En los últimos meses, merced a esas impagables ediciones en DVD que recuperan las más preciadas rarezas cinematográficas, he tenido oportunidad de ver un par de cintas cuya proyección anhelé durante los últimos treinta años, desde el comienzo de mi actividad cinéfila: Dos hombres en Manhattan (Jean-Pierre Melville, 1958) y Tres habitaciones en Manhattan (Marcel Carné, 1965).

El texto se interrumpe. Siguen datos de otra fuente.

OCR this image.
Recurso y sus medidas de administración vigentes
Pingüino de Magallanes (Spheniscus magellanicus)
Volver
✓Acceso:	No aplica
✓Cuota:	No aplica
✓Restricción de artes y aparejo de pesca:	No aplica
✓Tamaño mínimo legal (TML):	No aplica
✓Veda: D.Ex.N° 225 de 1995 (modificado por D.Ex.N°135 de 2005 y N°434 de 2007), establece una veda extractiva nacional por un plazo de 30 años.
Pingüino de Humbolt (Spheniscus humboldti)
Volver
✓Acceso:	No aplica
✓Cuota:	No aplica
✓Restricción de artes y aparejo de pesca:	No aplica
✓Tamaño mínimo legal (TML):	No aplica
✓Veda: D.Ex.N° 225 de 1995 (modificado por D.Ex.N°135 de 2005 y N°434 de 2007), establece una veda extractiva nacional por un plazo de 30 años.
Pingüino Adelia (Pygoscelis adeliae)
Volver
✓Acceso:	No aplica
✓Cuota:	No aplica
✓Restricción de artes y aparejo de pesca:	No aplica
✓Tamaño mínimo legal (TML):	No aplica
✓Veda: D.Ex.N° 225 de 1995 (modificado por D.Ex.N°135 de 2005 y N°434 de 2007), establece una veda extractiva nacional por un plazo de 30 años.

De Dos hombres... supe por primera vez a medida que me adentraba en las noticias biográficas sobre ese maestro indiscutible del polar que fue su autor. Imaginaba que sería una de las cumbres del género y casi hay que decir que es ajena a él. Tres habitaciones..., que llegué a ver mal, con la pasión cinéfila aún por nacer, empecé a codiciarla por su cartel original español. Siendo yo auxiliar de montaje en Arcofón, unos estudios hoy cerrados y olvidados de la calle de Vallehermoso, Mercurio -la distribuidora de la cinta de Carné, que tenía en Arcofón un almacén-, quebró. Un paquete de sus carteles vino a parar a mí. A comienzos de este nefasto 2010 me deshice de ellos por una cantidad que me apañó una semana. Entre aquellos afiches, que se les llamaba, había varias copias del de Tres habitaciones... Una decoró mi chamizo de Atocha y todavía guardo algunas de ellas en mi poder.
No es sólo que el largo tiempo que los codicié me haya llevado a asociarlos. Son varias las analogías que se registran entre ambos filmes, amén de la localización y los adjetivos numerales de sus respectivos títulos. Uno y otro dan cuenta de la experiencia errática en las noches del célebre distrito neoyorquino de unos franceses desplazados allí. En el caso de Melville, que incorpora personalmente a Moreau -uno de sus protagonistas-, el vagabundeo obedece a la búsqueda de un antiguo héroe de la resistencia, ahora representante de su país en la ONU, que acaba de desaparecer en extrañas circunstancias.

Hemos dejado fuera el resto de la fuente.